5 Ways to Actually Get Writing Done Without Selling Your Soul (or Crying into Your Keyboard… Again)
Sitting down with the vague idea of “I’m gonna write something” is a trap. It’s like walking into a grocery store without a list—you’ll leave with five snacks, zero dinner, and a sense of moral failure. Set a goal. A real one. Like...
“I’m going to write 500 words.”
“I’m going to finally fix that scene where my MC argues like a confused raccoon.”
“I will name the horse in chapter 3 and stop calling it ‘Equine Placeholder.’”
Specific = focus. And when your brain knows the mission, it’s much less likely to yeet you into Instagram for 45 minutes.
» Make Your Writing Cave Cozy (But Not Too Cozy, You’re Still Supposed to Be Working)
You don’t need a Pinterest-worthy office to write, you just need a space where your brain doesn’t go, “Ah yes, this is where we rot.” That means:
Get rid of the chaos pile on your desk.
Turn off your phone notifications (no, you do not need to reply to that meme right now).
Put on music if it helps—lo-fi beats, rain sounds, dungeon ambiance, whatever makes your creative brain purr.
And listen, if your writing setup is literally “half my bed, one sad candle, and a playlist titled ‘angst in the moonlight’”—same. Make it work.
» Trick Yourself Into a Routine (Because Discipline is a Scam and We're Just Goblins With Deadlines)
Look, “routine” sounds boring and adult, but hear me out: it doesn’t have to be rigid.
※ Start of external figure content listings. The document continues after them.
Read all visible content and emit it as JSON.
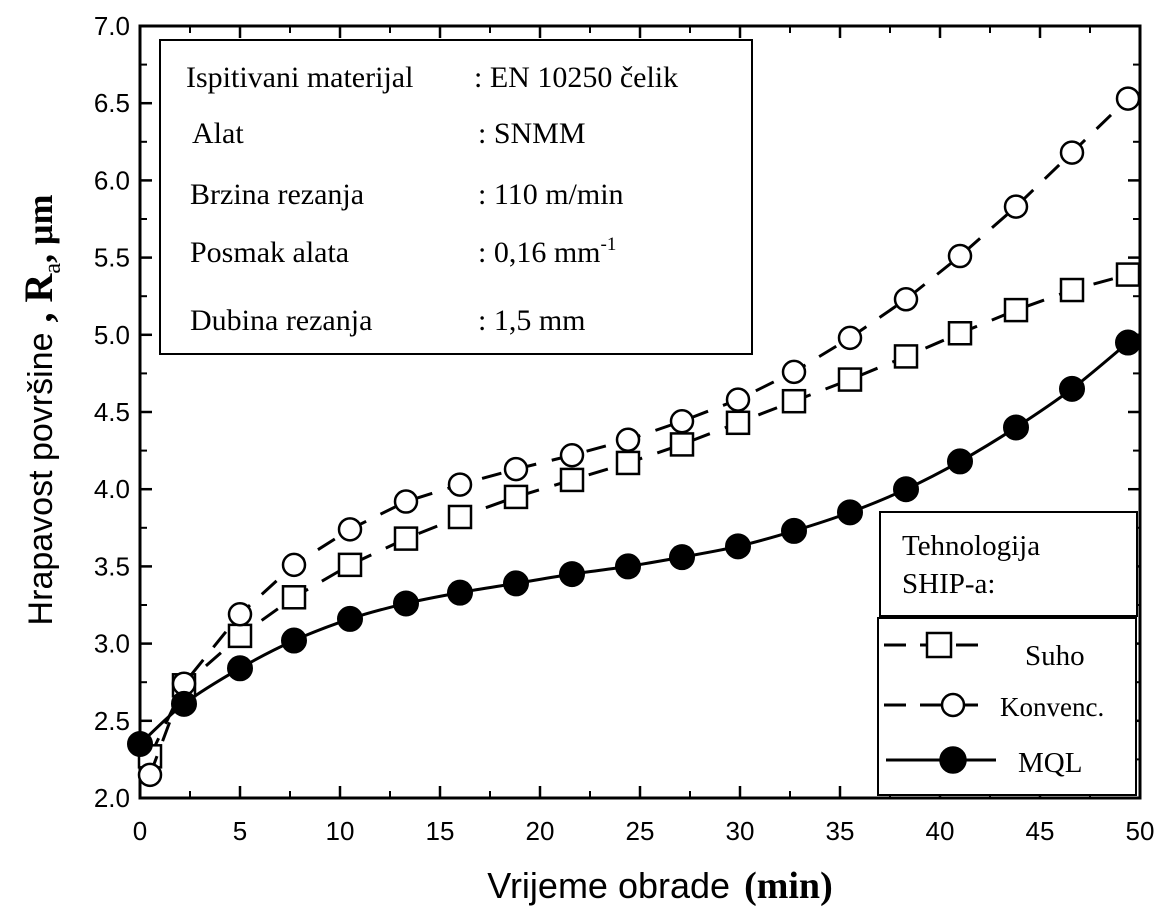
{
  "chart_data": {
    "type": "line",
    "xlabel": "Vrijeme obrade",
    "xlabel_unit": "(min)",
    "ylabel_text": "Hrapavost površine",
    "ylabel_symbol": ", R",
    "ylabel_subscript": "a",
    "ylabel_unit": ", μm",
    "xlim": [
      0,
      50
    ],
    "ylim": [
      2.0,
      7.0
    ],
    "x_ticks": [
      "0",
      "5",
      "10",
      "15",
      "20",
      "25",
      "30",
      "35",
      "40",
      "45",
      "50"
    ],
    "y_ticks": [
      "2.0",
      "2.5",
      "3.0",
      "3.5",
      "4.0",
      "4.5",
      "5.0",
      "5.5",
      "6.0",
      "6.5",
      "7.0"
    ],
    "grid": false,
    "legend_position": "bottom-right",
    "legend_title": [
      "Tehnologija",
      "SHIP-a:"
    ],
    "info_box": [
      {
        "label": "Ispitivani materijal",
        "value": ": EN 10250 čelik"
      },
      {
        "label": "Alat",
        "value": ": SNMM"
      },
      {
        "label": "Brzina rezanja",
        "value": ": 110 m/min"
      },
      {
        "label": "Posmak alata",
        "value": ": 0,16 mm",
        "superscript": "-1"
      },
      {
        "label": "Dubina rezanja",
        "value": ": 1,5 mm"
      }
    ],
    "series": [
      {
        "name": "Suho",
        "marker": "square",
        "line": "dashed",
        "x": [
          0.5,
          2.2,
          5.0,
          7.7,
          10.5,
          13.3,
          16.0,
          18.8,
          21.6,
          24.4,
          27.1,
          29.9,
          32.7,
          35.5,
          38.3,
          41.0,
          43.8,
          46.6,
          49.4
        ],
        "y": [
          2.27,
          2.73,
          3.05,
          3.3,
          3.51,
          3.68,
          3.82,
          3.95,
          4.06,
          4.17,
          4.29,
          4.43,
          4.57,
          4.71,
          4.86,
          5.01,
          5.16,
          5.29,
          5.39
        ]
      },
      {
        "name": "Konvenc.",
        "marker": "circle-open",
        "line": "dashed",
        "x": [
          0.5,
          2.2,
          5.0,
          7.7,
          10.5,
          13.3,
          16.0,
          18.8,
          21.6,
          24.4,
          27.1,
          29.9,
          32.7,
          35.5,
          38.3,
          41.0,
          43.8,
          46.6,
          49.4
        ],
        "y": [
          2.15,
          2.74,
          3.19,
          3.51,
          3.74,
          3.92,
          4.03,
          4.13,
          4.22,
          4.32,
          4.44,
          4.58,
          4.76,
          4.98,
          5.23,
          5.51,
          5.83,
          6.18,
          6.53
        ]
      },
      {
        "name": "MQL",
        "marker": "circle-filled",
        "line": "solid",
        "x": [
          0.0,
          2.2,
          5.0,
          7.7,
          10.5,
          13.3,
          16.0,
          18.8,
          21.6,
          24.4,
          27.1,
          29.9,
          32.7,
          35.5,
          38.3,
          41.0,
          43.8,
          46.6,
          49.4
        ],
        "y": [
          2.35,
          2.61,
          2.84,
          3.02,
          3.16,
          3.26,
          3.33,
          3.39,
          3.45,
          3.5,
          3.56,
          3.63,
          3.73,
          3.85,
          4.0,
          4.18,
          4.4,
          4.65,
          4.95
        ]
      }
    ]
  }
}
You don’t need to write at 5am with green juice in hand like a productivity cultist. You just need consistency.
Write after you brush your teeth.
Write before bed with your laptop balancing on your stomach like a raccoon with a diary.
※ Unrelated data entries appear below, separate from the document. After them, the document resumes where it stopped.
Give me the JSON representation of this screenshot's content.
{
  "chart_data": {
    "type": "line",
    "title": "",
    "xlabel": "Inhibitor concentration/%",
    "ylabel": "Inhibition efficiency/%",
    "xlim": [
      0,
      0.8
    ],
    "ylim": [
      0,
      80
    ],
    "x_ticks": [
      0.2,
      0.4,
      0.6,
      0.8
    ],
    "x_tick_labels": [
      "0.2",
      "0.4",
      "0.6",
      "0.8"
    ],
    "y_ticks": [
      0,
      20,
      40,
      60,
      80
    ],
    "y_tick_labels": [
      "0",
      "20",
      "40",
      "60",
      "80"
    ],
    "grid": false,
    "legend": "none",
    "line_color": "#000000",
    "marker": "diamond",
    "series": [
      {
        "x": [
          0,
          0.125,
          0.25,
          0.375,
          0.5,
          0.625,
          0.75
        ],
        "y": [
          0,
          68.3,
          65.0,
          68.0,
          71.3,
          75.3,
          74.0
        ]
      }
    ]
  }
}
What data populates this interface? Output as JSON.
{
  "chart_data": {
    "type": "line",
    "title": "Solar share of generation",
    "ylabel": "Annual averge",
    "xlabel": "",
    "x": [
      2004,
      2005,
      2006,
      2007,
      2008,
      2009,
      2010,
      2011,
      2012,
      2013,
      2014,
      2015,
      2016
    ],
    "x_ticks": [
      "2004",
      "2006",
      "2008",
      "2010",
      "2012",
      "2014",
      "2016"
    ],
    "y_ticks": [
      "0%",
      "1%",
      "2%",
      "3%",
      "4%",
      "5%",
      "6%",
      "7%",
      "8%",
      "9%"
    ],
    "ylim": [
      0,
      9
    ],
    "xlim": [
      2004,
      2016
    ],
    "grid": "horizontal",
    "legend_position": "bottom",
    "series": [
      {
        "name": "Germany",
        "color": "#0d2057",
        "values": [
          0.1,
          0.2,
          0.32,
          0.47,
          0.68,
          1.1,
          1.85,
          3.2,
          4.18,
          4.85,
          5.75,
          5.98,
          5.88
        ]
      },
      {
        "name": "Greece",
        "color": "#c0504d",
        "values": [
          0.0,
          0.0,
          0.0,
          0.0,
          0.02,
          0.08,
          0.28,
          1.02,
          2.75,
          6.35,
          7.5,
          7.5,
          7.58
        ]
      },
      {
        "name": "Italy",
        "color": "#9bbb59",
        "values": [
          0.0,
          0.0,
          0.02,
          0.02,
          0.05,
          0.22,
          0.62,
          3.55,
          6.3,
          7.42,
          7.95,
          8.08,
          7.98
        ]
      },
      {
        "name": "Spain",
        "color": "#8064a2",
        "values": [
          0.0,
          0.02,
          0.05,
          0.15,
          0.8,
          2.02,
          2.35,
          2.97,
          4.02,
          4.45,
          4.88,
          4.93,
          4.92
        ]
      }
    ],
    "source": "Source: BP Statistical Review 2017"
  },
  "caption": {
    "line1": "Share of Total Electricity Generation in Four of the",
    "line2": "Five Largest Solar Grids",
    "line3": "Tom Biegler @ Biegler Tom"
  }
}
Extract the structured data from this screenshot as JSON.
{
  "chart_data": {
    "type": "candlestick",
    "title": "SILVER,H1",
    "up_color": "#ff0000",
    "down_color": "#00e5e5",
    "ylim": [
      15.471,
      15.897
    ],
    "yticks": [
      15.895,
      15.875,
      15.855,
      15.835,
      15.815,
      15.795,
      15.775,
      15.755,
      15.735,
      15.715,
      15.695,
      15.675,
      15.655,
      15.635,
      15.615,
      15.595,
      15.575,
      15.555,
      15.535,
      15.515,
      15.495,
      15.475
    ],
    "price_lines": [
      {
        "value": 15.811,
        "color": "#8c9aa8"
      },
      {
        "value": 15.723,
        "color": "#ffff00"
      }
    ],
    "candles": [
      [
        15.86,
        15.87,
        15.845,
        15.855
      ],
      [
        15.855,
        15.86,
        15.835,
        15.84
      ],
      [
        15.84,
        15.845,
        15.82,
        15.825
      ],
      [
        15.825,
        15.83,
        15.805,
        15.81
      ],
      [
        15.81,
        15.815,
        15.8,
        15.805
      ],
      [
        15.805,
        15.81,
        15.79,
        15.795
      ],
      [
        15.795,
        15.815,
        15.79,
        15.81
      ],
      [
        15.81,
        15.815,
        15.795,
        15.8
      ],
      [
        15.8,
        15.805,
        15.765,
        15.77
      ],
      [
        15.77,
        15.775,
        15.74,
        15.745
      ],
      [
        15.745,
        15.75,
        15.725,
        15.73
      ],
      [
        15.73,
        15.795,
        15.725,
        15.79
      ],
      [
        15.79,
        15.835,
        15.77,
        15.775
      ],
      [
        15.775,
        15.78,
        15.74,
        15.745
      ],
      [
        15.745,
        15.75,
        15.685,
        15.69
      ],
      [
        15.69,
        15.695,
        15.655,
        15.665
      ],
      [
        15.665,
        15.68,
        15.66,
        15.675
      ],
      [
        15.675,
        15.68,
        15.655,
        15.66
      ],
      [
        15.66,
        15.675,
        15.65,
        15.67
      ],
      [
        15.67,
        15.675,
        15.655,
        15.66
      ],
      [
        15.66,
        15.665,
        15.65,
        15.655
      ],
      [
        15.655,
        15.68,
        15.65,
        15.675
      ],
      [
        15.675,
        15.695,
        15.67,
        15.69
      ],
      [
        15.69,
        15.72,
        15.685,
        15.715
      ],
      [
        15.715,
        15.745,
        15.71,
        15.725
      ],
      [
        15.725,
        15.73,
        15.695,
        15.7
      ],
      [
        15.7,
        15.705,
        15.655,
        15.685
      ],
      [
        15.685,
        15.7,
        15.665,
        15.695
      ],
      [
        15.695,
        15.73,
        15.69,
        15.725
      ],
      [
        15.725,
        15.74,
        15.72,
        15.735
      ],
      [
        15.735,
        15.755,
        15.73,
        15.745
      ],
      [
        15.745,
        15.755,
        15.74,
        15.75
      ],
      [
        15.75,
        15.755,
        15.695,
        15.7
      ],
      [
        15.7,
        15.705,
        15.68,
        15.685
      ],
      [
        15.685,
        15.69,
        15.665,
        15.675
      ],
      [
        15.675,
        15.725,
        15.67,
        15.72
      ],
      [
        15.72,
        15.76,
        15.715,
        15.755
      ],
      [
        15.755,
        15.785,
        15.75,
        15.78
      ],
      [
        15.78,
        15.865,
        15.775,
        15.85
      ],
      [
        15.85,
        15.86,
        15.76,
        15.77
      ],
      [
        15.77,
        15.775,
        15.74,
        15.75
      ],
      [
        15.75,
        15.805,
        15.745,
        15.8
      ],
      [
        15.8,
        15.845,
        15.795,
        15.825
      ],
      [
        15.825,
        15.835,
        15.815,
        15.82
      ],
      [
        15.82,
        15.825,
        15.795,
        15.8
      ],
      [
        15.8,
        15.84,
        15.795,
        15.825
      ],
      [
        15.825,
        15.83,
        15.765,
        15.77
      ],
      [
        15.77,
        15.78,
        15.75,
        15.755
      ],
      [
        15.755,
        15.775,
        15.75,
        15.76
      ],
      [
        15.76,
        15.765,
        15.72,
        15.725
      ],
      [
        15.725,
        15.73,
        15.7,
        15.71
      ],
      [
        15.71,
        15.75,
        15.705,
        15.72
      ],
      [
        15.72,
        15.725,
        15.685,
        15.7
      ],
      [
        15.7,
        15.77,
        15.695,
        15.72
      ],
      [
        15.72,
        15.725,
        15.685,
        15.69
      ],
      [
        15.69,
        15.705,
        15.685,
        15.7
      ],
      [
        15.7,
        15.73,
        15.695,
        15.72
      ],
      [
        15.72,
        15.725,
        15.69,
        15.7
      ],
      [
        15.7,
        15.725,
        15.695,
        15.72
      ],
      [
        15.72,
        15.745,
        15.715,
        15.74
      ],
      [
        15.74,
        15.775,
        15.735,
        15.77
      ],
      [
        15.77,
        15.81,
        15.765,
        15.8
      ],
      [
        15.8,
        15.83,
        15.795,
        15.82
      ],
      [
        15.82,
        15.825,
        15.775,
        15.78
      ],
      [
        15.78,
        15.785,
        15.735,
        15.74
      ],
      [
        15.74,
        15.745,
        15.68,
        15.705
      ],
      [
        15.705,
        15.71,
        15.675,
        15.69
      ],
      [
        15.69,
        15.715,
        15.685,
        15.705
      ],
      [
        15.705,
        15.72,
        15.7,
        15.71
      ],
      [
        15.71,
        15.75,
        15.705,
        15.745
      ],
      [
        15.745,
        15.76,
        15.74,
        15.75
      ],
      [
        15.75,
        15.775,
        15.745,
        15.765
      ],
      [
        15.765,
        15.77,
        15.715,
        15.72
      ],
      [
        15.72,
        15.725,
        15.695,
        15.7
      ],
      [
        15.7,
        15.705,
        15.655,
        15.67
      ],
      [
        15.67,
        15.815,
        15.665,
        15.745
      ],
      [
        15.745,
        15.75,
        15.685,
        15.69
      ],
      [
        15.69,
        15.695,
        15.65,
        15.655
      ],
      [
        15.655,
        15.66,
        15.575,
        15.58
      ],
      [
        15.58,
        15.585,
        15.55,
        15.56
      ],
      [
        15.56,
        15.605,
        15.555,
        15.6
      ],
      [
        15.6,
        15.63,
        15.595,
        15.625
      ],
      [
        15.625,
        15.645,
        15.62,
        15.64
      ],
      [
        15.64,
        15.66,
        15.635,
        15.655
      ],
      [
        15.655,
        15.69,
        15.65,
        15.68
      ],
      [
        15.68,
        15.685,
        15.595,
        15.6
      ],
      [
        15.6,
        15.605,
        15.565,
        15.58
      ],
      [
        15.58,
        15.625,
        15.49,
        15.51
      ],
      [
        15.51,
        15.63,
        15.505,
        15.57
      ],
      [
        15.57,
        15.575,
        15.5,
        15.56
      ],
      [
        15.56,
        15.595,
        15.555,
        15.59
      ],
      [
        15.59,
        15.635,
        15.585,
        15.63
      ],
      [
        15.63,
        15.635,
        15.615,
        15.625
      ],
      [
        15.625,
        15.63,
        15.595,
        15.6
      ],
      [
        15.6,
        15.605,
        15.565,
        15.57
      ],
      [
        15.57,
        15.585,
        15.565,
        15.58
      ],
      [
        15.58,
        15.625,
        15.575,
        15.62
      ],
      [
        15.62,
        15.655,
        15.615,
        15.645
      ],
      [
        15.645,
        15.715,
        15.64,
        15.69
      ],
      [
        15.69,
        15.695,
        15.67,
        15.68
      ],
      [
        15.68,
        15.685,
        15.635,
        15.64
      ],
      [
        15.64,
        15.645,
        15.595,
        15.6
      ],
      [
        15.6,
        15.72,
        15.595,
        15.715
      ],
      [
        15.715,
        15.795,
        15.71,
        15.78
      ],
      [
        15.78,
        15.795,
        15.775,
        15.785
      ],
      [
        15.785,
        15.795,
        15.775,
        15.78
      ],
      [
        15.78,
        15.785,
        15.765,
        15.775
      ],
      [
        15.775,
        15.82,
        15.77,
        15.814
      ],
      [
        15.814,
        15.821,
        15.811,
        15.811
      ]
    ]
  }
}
Write for ten minutes during lunch, just to prove to yourself you’re still a writer.
The goal is to make writing so normal, your brain goes, “Oh, this again. I guess we’re doing this.” Momentum is magic.
» Use Productivity Hacks (Or: Outsmart Your Own Gremlin Brain)
Your brain? It’s crafty. It will try to distract you with snacks, existential dread, and seventeen Wikipedia tabs. So: outwit it.
Try the Pomodoro Technique:
5 minutes of pretending to stretch but actually scrolling.
Repeat until your story is slightly less of a hot mess.
Or time block. Or sprint with a friend. Or lie to yourself and say you’ll just write for five minutes—then trick yourself into staying because now you’re in the zone and your villain is being so deliciously cruel.
Whatever works. Bribe your brain. No shame here.
» Stop Editing Mid-Damn-Sentence
Nothing kills momentum faster than rewriting the same paragraph eleven times before moving on. This is your permission slip to write badly. Like, aggressively mediocre. Like, "this dialogue sounds like a soap opera performed by raccoons" badly. Because you can’t fix what you didn’t write. First drafts are for getting the clay on the table. You’ll sculpt it later. Probably while crying and muttering “why did I make this character so emotionally repressed.”